Look for Accepted=True and ResolvedRefs=True conditions. If the route fails to become ready, check the imported Gateway, the allowed hostname list, listener policy, and Gateway API sync configuration.

After DNS points to the Gateway address, validate the endpoint externally:

curl -H "Host: customer-a.inference.example.com" http://<gateway-address>/v1/models

In production, handle TLS and enforce customer authentication in your provider traffic layer, API gateway, service mesh, or runtime sidecar. Do not expose unauthenticated model endpoints directly to the public internet.

Add autoscaling and observability​

Start with runtime metrics and GPU hardware metrics. GPU and inference autoscaling shows how to expose NVIDIA DCGM metrics and model-serving metrics to HPA or KEDA.

For inference workloads, GPU utilization alone is rarely enough. Add runtime metrics such as:

  • request concurrency
  • queue depth
  • time to first token
  • tokens per second
  • p95 and p99 latency
  • GPU memory usage
  • cache pressure

Use these signals with Horizontal Pod Autoscaler, KEDA, a runtime-specific autoscaler, or your provider control plane.

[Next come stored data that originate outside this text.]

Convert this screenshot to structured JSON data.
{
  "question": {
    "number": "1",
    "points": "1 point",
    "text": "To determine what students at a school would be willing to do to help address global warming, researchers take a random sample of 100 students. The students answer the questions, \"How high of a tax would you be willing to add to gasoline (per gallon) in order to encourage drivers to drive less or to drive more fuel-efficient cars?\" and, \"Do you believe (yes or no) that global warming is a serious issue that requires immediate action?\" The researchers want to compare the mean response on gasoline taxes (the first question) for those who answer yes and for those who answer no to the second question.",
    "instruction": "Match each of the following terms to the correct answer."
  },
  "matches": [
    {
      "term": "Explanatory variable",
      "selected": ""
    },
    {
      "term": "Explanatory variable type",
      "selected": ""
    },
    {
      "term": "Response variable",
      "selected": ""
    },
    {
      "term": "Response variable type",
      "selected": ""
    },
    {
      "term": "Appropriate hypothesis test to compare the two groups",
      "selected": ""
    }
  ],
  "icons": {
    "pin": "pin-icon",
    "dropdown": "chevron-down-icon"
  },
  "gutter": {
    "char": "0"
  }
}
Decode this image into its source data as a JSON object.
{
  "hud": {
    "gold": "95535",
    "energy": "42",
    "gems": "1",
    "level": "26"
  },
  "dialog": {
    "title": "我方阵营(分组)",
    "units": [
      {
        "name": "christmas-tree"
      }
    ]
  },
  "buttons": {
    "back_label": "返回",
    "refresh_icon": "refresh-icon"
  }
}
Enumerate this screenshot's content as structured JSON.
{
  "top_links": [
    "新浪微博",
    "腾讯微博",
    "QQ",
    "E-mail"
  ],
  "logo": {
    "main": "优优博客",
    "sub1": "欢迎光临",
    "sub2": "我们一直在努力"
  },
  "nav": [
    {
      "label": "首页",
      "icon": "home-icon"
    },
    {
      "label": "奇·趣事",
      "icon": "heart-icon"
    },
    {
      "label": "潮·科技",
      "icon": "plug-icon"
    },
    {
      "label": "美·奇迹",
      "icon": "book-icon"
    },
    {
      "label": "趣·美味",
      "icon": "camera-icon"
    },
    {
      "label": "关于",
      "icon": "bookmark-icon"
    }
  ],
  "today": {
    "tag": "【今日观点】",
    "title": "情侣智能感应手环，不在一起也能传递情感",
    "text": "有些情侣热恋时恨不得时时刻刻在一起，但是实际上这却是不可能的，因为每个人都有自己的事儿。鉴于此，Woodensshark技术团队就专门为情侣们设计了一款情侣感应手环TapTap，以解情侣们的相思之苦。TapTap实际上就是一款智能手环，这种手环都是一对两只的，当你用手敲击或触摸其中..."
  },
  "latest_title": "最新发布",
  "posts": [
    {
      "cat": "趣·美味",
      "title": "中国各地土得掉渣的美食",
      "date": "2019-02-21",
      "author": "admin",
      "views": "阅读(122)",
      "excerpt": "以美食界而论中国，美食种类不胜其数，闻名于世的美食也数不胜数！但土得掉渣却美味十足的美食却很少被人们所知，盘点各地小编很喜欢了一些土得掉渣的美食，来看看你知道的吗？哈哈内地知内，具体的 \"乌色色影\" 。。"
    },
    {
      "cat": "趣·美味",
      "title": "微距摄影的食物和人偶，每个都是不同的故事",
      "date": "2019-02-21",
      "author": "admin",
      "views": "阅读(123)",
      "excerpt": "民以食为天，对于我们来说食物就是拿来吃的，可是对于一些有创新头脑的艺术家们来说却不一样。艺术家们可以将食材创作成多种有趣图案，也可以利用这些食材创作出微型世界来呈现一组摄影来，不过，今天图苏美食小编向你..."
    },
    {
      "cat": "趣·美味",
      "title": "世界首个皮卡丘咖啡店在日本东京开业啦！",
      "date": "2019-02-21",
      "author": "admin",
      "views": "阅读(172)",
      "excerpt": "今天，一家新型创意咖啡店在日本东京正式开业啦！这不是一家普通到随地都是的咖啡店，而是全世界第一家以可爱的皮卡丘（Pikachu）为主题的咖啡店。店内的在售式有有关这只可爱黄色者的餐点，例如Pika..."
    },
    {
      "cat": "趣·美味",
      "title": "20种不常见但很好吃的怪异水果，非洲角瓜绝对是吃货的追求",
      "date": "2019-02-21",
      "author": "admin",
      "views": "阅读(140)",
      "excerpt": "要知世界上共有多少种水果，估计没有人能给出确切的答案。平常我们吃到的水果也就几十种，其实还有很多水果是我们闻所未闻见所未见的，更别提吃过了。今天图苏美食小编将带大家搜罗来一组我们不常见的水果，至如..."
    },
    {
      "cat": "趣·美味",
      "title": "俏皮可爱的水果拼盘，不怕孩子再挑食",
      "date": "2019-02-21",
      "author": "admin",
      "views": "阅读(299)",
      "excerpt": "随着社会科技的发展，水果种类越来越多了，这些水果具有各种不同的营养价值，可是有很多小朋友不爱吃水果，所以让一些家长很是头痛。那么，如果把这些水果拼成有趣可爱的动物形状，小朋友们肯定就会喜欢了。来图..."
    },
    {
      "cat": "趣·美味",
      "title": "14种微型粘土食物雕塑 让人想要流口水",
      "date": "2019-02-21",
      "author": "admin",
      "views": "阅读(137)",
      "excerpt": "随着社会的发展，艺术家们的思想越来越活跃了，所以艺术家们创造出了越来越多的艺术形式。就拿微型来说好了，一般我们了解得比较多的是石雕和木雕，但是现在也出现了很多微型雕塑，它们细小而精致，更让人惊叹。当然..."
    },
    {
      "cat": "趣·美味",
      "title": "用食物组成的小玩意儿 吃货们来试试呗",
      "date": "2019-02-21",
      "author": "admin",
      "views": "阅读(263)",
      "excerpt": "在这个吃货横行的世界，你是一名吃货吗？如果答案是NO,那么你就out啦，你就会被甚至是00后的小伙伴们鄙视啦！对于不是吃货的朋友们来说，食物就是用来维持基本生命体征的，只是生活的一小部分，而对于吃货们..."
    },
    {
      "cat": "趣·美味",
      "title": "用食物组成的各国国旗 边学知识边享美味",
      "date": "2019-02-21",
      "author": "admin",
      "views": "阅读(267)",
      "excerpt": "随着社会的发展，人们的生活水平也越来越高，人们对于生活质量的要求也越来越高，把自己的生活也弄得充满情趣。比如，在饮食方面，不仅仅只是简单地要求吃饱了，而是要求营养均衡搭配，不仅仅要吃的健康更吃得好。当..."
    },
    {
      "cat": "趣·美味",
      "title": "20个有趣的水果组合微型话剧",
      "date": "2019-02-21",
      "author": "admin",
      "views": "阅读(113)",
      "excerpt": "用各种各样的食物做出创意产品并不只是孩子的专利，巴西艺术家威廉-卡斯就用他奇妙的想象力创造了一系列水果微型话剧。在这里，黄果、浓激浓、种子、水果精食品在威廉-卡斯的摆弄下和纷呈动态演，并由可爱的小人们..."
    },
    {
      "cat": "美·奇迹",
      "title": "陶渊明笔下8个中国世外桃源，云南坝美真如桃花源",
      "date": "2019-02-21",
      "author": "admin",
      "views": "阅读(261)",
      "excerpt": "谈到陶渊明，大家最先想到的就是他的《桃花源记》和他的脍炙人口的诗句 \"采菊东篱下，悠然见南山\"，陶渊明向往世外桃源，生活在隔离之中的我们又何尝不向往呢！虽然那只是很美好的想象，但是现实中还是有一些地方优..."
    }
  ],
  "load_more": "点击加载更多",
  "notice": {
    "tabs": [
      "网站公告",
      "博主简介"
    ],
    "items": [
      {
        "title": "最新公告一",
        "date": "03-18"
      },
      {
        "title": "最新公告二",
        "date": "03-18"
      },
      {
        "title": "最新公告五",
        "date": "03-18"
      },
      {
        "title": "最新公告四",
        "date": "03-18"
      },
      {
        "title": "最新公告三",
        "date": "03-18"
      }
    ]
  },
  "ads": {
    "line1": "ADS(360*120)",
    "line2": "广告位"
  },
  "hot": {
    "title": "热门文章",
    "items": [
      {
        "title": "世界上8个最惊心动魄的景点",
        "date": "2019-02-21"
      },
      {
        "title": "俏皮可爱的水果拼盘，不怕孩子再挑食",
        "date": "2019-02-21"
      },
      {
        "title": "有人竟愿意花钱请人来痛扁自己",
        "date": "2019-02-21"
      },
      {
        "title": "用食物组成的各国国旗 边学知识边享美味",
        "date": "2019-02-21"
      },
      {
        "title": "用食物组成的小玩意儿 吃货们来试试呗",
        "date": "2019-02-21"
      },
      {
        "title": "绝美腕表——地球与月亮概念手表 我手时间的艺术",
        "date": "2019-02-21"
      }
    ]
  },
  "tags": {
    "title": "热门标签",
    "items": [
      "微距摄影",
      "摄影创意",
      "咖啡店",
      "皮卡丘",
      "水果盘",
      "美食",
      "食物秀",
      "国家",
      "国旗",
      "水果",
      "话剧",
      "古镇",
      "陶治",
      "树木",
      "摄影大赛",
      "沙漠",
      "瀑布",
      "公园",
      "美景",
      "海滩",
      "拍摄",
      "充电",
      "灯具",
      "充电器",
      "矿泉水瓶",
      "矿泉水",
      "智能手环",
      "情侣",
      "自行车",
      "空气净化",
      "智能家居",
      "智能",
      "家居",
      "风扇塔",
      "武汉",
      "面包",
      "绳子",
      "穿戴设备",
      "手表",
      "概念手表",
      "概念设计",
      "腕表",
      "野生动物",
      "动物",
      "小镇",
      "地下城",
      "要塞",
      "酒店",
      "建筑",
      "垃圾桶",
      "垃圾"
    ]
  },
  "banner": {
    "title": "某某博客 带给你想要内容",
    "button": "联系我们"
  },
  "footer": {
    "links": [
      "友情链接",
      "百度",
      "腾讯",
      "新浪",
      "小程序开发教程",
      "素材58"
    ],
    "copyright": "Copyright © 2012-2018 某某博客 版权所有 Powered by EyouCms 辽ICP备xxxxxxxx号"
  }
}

For the first production endpoint, verify that each signal is visible before enabling autoscaling:

kubectl top pods -n inference
kubectl get --raw /apis/custom.metrics.k8s.io/v1beta1
kubectl logs deployment/vllm-inference -n inference

Validate provider readiness​

Before exposing the endpoint to customers, validate the full provider path:

  • Product automation creates or selects the project, template, quota, and allowed node type.
  • The tenant cluster reaches Ready and the private GPU node joins.
  • The GPU device plugin, GPU Operator, or DRA driver exposes the expected resource.
  • The runtime pod schedules on the intended GPU node type.
  • The model loads from the approved source and reaches readiness.
  • The route reports Accepted=True and ResolvedRefs=True.
  • The endpoint accepts authorized traffic and rejects unauthorized traffic.
  • Logs, metrics, and alerts include endpoint, tenant, model, and node tier labels.
  • Delete or scale-to-zero workflows drain traffic and reclaim GPU capacity.